David Hoffman, a nuclear supervisor at Turkey Point, resigned over the incident and was subsequently sued by Florida Power and Light for return of a bonus. Hoffman countersued, claiming he was pressured to restart the reactors while they were in a condition which in his judgment made it unsafe to do so. Upper management wanted the reactors restarted during xenon dead time, which would have led to the operators at the controls having to continuously step control rods to safely manage reactor output.
Florida Power and Light responded to the allegation, claiming Hoffman's suit was "self-motivated".

==Ecology==
The site is home to a large wildlife preserve.

Turkey Point has been a contributing force to the reclassification of the American crocodile from endangered to the less serious category of vulnerable, due to the habit and nesting grounds created in the cooling canals.

===Cooling canals===
Instead of a cooling tower, the plant has a large five-by-two mile (10 sqmi) network of canals covering nearly 6,000 acres.
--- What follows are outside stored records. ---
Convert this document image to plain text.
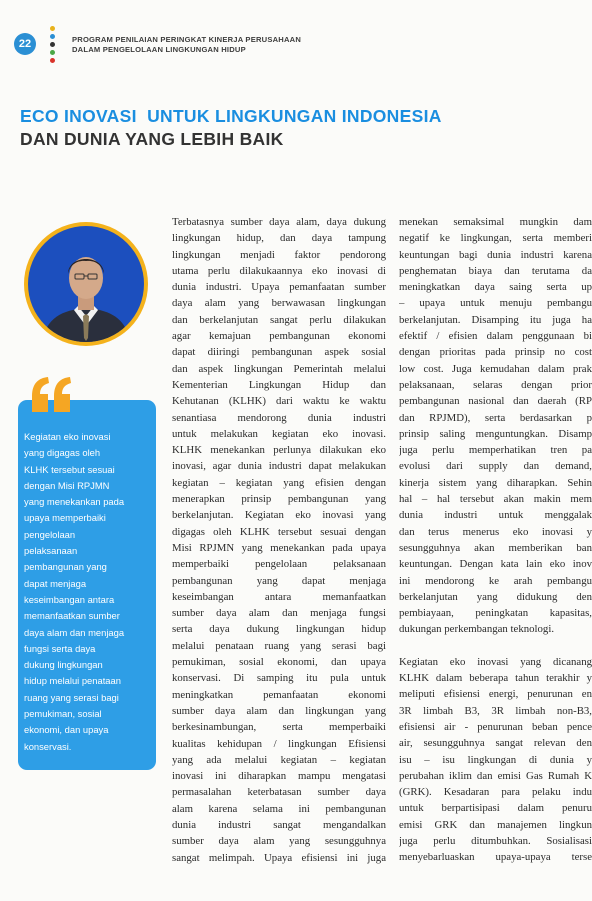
22	PROGRAM PENILAIAN PERINGKAT KINERJA PERUSAHAAN
DALAM PENGELOLAAN LINGKUNGAN HIDUP
ECO INOVASI  UNTUK LINGKUNGAN INDONESIA
DAN DUNIA YANG LEBIH BAIK
Kegiatan eko inovasi
yang digagas oleh
KLHK tersebut sesuai
dengan Misi RPJMN
yang menekankan pada
upaya memperbaiki
pengelolaan
pelaksanaan
pembangunan yang
dapat menjaga
keseimbangan antara
memanfaatkan sumber
daya alam dan menjaga
fungsi serta daya
dukung lingkungan
hidup melalui penataan
ruang yang serasi bagi
pemukiman, sosial
ekonomi, dan upaya
konservasi.
Terbatasnya sumber daya alam, daya dukung
lingkungan hidup, dan daya tampung
lingkungan menjadi faktor pendorong
utama perlu dilakukaannya eko inovasi di
dunia industri. Upaya pemanfaatan sumber
daya alam yang berwawasan lingkungan
dan berkelanjutan sangat perlu dilakukan
agar kemajuan pembangunan ekonomi
dapat diiringi pembangunan aspek sosial
dan aspek lingkungan Pemerintah melalui
Kementerian Lingkungan Hidup dan
Kehutanan (KLHK) dari waktu ke waktu
senantiasa mendorong dunia industri
untuk melakukan kegiatan eko inovasi.
KLHK menekankan perlunya dilakukan eko
inovasi, agar dunia industri dapat melakukan
kegiatan – kegiatan yang efisien dengan
menerapkan prinsip pembangunan yang
berkelanjutan. Kegiatan eko inovasi yang
digagas oleh KLHK tersebut sesuai dengan
Misi RPJMN yang menekankan pada upaya
memperbaiki pengelolaan pelaksanaan
pembangunan yang dapat menjaga
keseimbangan antara memanfaatkan
sumber daya alam dan menjaga fungsi
serta daya dukung lingkungan hidup
melalui penataan ruang yang serasi bagi
pemukiman, sosial ekonomi, dan upaya
konservasi. Di samping itu pula untuk
meningkatkan pemanfaatan ekonomi
sumber daya alam dan lingkungan yang
berkesinambungan, serta memperbaiki
kualitas kehidupan / lingkungan Efisiensi
yang ada melalui kegiatan – kegiatan
inovasi ini diharapkan mampu mengatasi
permasalahan keterbatasan sumber daya
alam karena selama ini pembangunan
dunia industri sangat mengandalkan
sumber daya alam yang sesungguhnya
sangat melimpah. Upaya efisiensi ini juga
menekan semaksimal mungkin dam
negatif ke lingkungan, serta memberi
keuntungan bagi dunia industri karena
penghematan biaya dan terutama da
meningkatkan daya saing serta up
– upaya untuk menuju pembangu
berkelanjutan. Disamping itu juga ha
efektif / efisien dalam penggunaan bi
dengan prioritas pada prinsip no cost
low cost. Juga kemudahan dalam prak
pelaksanaan, selaras dengan prior
pembangunan nasional dan daerah (RP
dan RPJMD), serta berdasarkan p
prinsip saling menguntungkan. Disamp
juga perlu memperhatikan tren pa
evolusi dari supply dan demand,
kinerja sistem yang diharapkan. Sehin
hal – hal tersebut akan makin mem
dunia industri untuk menggalak
dan terus menerus eko inovasi y
sesungguhnya akan memberikan ban
keuntungan. Dengan kata lain eko inov
ini mendorong ke arah pembangu
berkelanjutan yang didukung den
pembiayaan, peningkatan kapasitas,
dukungan perkembangan teknologi.
Kegiatan eko inovasi yang dicanang
KLHK dalam beberapa tahun terakhir y
meliputi efisiensi energi, penurunan en
3R limbah B3, 3R limbah non-B3,
efisiensi air - penurunan beban pence
air, sesungguhnya sangat relevan den
isu – isu lingkungan di dunia y
perubahan iklim dan emisi Gas Rumah K
(GRK). Kesadaran para pelaku indu
untuk berpartisipasi dalam penuru
emisi GRK dan manajemen lingkun
juga perlu ditumbuhkan. Sosialisasi
menyebarluaskan upaya-upaya terse
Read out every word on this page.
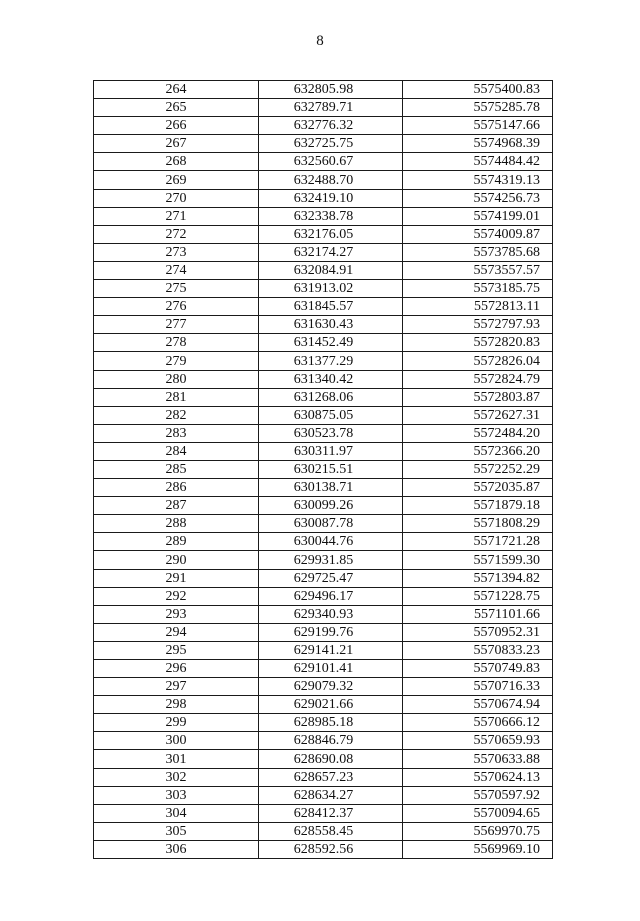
8
264	632805.98	5575400.83
265	632789.71	5575285.78
266	632776.32	5575147.66
267	632725.75	5574968.39
268	632560.67	5574484.42
269	632488.70	5574319.13
270	632419.10	5574256.73
271	632338.78	5574199.01
272	632176.05	5574009.87
273	632174.27	5573785.68
274	632084.91	5573557.57
275	631913.02	5573185.75
276	631845.57	5572813.11
277	631630.43	5572797.93
278	631452.49	5572820.83
279	631377.29	5572826.04
280	631340.42	5572824.79
281	631268.06	5572803.87
282	630875.05	5572627.31
283	630523.78	5572484.20
284	630311.97	5572366.20
285	630215.51	5572252.29
286	630138.71	5572035.87
287	630099.26	5571879.18
288	630087.78	5571808.29
289	630044.76	5571721.28
290	629931.85	5571599.30
291	629725.47	5571394.82
292	629496.17	5571228.75
293	629340.93	5571101.66
294	629199.76	5570952.31
295	629141.21	5570833.23
296	629101.41	5570749.83
297	629079.32	5570716.33
298	629021.66	5570674.94
299	628985.18	5570666.12
300	628846.79	5570659.93
301	628690.08	5570633.88
302	628657.23	5570624.13
303	628634.27	5570597.92
304	628412.37	5570094.65
305	628558.45	5569970.75
306	628592.56	5569969.10
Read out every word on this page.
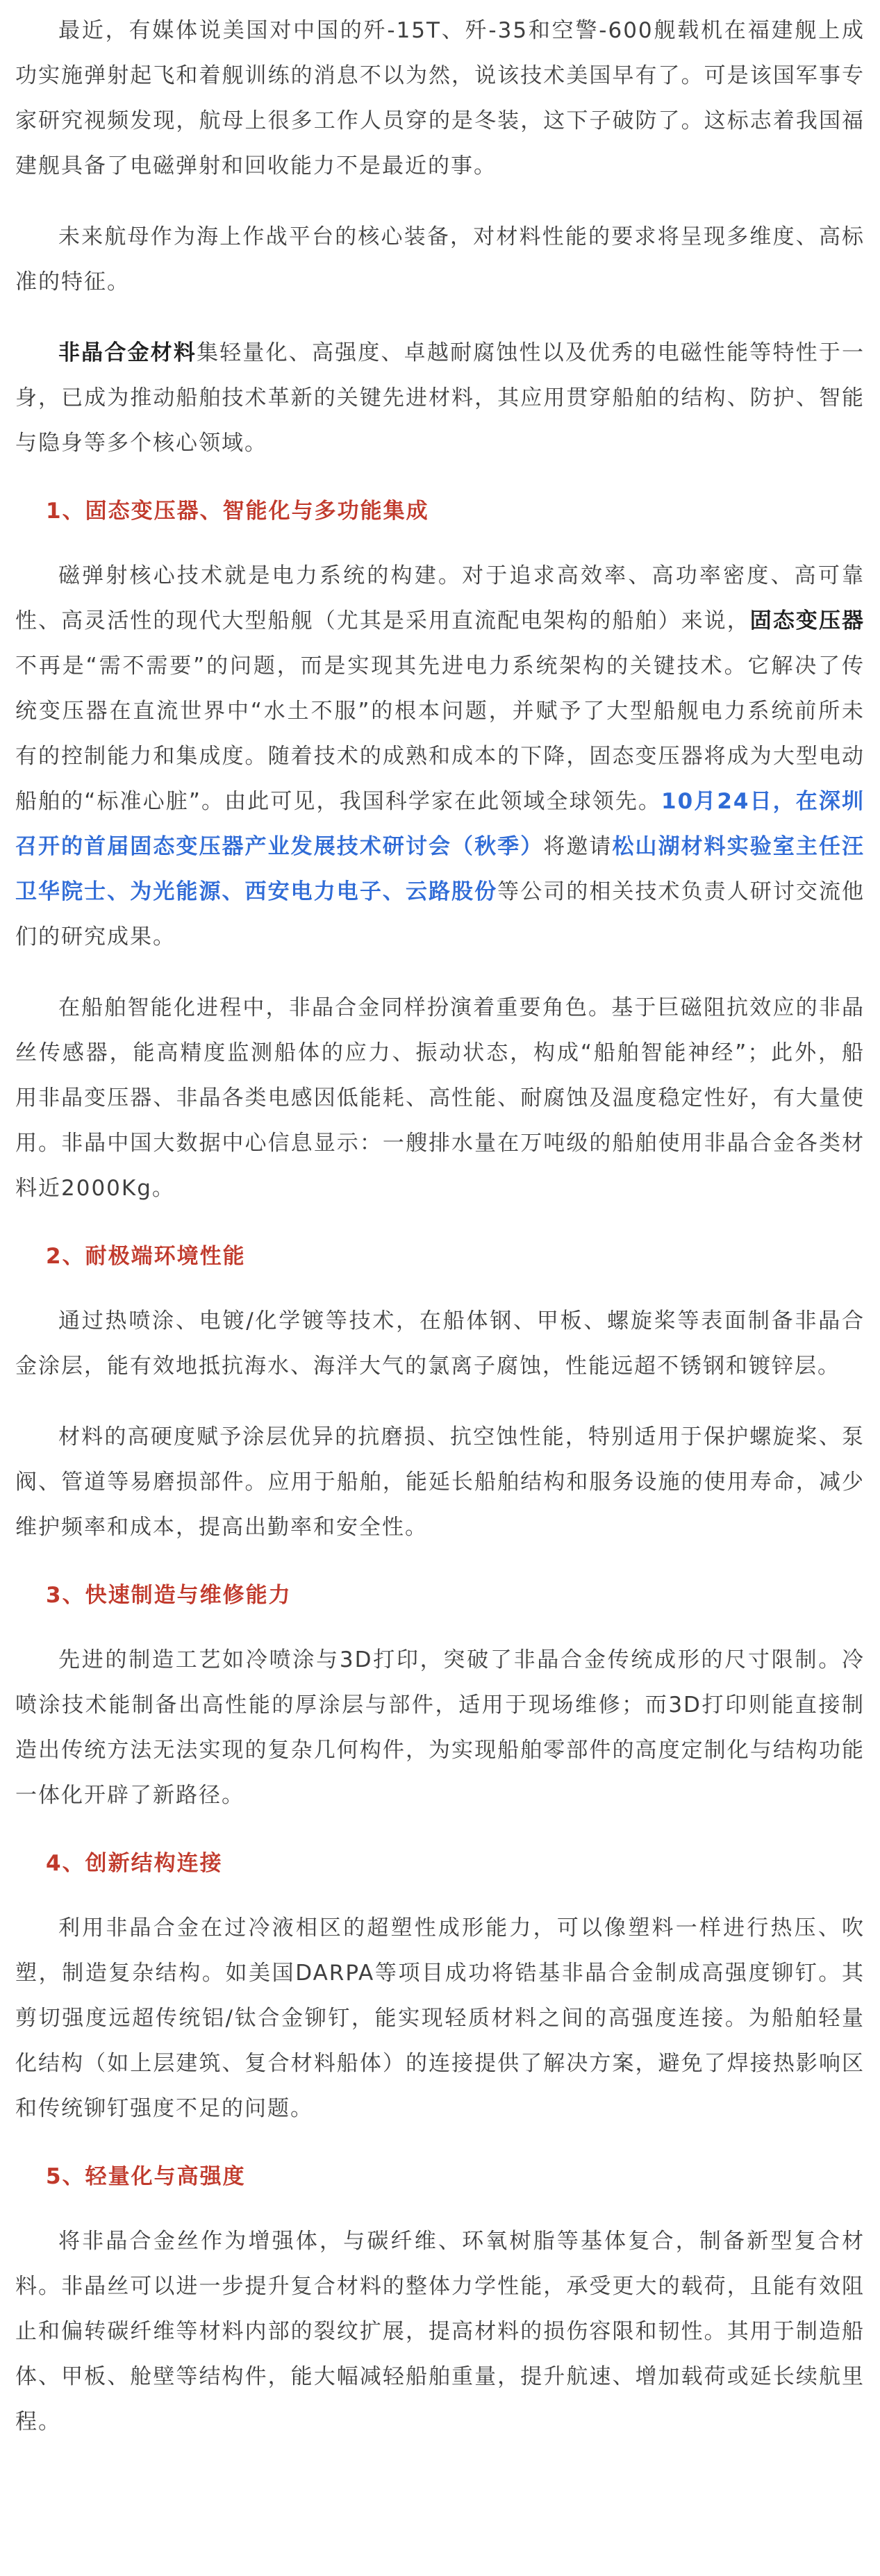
最近，有媒体说美国对中国的歼-15T、歼-35和空警-600舰载机在福建舰上成功实施弹射起飞和着舰训练的消息不以为然，说该技术美国早有了。可是该国军事专家研究视频发现，航母上很多工作人员穿的是冬装，这下子破防了。这标志着我国福建舰具备了电磁弹射和回收能力不是最近的事。

未来航母作为海上作战平台的核心装备，对材料性能的要求将呈现多维度、高标准的特征。

非晶合金材料集轻量化、高强度、卓越耐腐蚀性以及优秀的电磁性能等特性于一身，已成为推动船舶技术革新的关键先进材料，其应用贯穿船舶的结构、防护、智能与隐身等多个核心领域。

1、固态变压器、智能化与多功能集成

磁弹射核心技术就是电力系统的构建。对于追求高效率、高功率密度、高可靠性、高灵活性的现代大型船舰（尤其是采用直流配电架构的船舶）来说，固态变压器不再是“需不需要”的问题，而是实现其先进电力系统架构的关键技术。它解决了传统变压器在直流世界中“水土不服”的根本问题，并赋予了大型船舰电力系统前所未有的控制能力和集成度。随着技术的成熟和成本的下降，固态变压器将成为大型电动船舶的“标准心脏”。由此可见，我国科学家在此领域全球领先。10月24日，在深圳召开的首届固态变压器产业发展技术研讨会（秋季）将邀请松山湖材料实验室主任汪卫华院士、为光能源、西安电力电子、云路股份等公司的相关技术负责人研讨交流他们的研究成果。

在船舶智能化进程中，非晶合金同样扮演着重要角色。基于巨磁阻抗效应的非晶丝传感器，能高精度监测船体的应力、振动状态，构成“船舶智能神经”；此外，船用非晶变压器、非晶各类电感因低能耗、高性能、耐腐蚀及温度稳定性好，有大量使用。非晶中国大数据中心信息显示：一艘排水量在万吨级的船舶使用非晶合金各类材料近2000Kg。

2、耐极端环境性能

通过热喷涂、电镀/化学镀等技术，在船体钢、甲板、螺旋桨等表面制备非晶合金涂层，能有效地抵抗海水、海洋大气的氯离子腐蚀，性能远超不锈钢和镀锌层。

材料的高硬度赋予涂层优异的抗磨损、抗空蚀性能，特别适用于保护螺旋桨、泵阀、管道等易磨损部件。应用于船舶，能延长船舶结构和服务设施的使用寿命，减少维护频率和成本，提高出勤率和安全性。

3、快速制造与维修能力

先进的制造工艺如冷喷涂与3D打印，突破了非晶合金传统成形的尺寸限制。冷喷涂技术能制备出高性能的厚涂层与部件，适用于现场维修；而3D打印则能直接制造出传统方法无法实现的复杂几何构件，为实现船舶零部件的高度定制化与结构功能一体化开辟了新路径。

4、创新结构连接

利用非晶合金在过冷液相区的超塑性成形能力，可以像塑料一样进行热压、吹塑，制造复杂结构。如美国DARPA等项目成功将锆基非晶合金制成高强度铆钉。其剪切强度远超传统铝/钛合金铆钉，能实现轻质材料之间的高强度连接。为船舶轻量化结构（如上层建筑、复合材料船体）的连接提供了解决方案，避免了焊接热影响区和传统铆钉强度不足的问题。

5、轻量化与高强度

将非晶合金丝作为增强体，与碳纤维、环氧树脂等基体复合，制备新型复合材料。非晶丝可以进一步提升复合材料的整体力学性能，承受更大的载荷，且能有效阻止和偏转碳纤维等材料内部的裂纹扩展，提高材料的损伤容限和韧性。其用于制造船体、甲板、舱壁等结构件，能大幅减轻船舶重量，提升航速、增加载荷或延长续航里程。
Several problems have arisen from this, including pollution of nearby national parks or water supply, particularly the Biscayne Aquifer, issues with overheating, and radioactive material. Overheating in the canals twice caused the plant to shut down reactors in 2014. In September 2016, a controversial cleanup process began that included injecting hypersaline water deep into the boulder zone beneath the aquifer and/or making some of the unlined canals more shallow. 600000 lbs of salt gets into the canal system daily, and the saltwater contamination reaches 4 mi west of the system, possibly as far as Biscayne Bay.

==Seismic risk==
The Nuclear Regulatory Commission's estimate of the risk each year of an earthquake intense enough to cause core damage to the reactor at Turkey Point was 1 in 100,000, according to an NRC study published in August 2010. The plant is located in an area with the lowest earthquake hazard potential described by the USGS.

==Reactor data==
The Turkey Point Nuclear Generating Station consists of two operational reactors, and two additional units are planned.

| Reactor unit | Reactor type | Capacity(MW) |  | Construction started | Electricity grid connection | Commercial operation | Shutdown |
| Net | Gross |
| Turkey Point-3 | Westinghouse 3-loop | 693 | 729 | 27.04.1967 | 02.11.1972 | 14.12.1972 |  |
| Turkey Point-4 | 21.06.1973 | 07.09.1973 |  |
| Turkey Point-6 (planned) | AP1000 | 1117 | - | Licensed |  |  |  |
| Turkey Point-7 (planned) |  |  |  |

In 2019 the Nuclear Regulatory Commission (NRC) approved a second 20-year licence extension for units 3 and 4, the first time NRC had extended licences to an 80-year total lifetime.
== Name ==
Speculation about the name Turkey Point, first known written reference in 1865, suggests that it is because of the presence of the anhinga.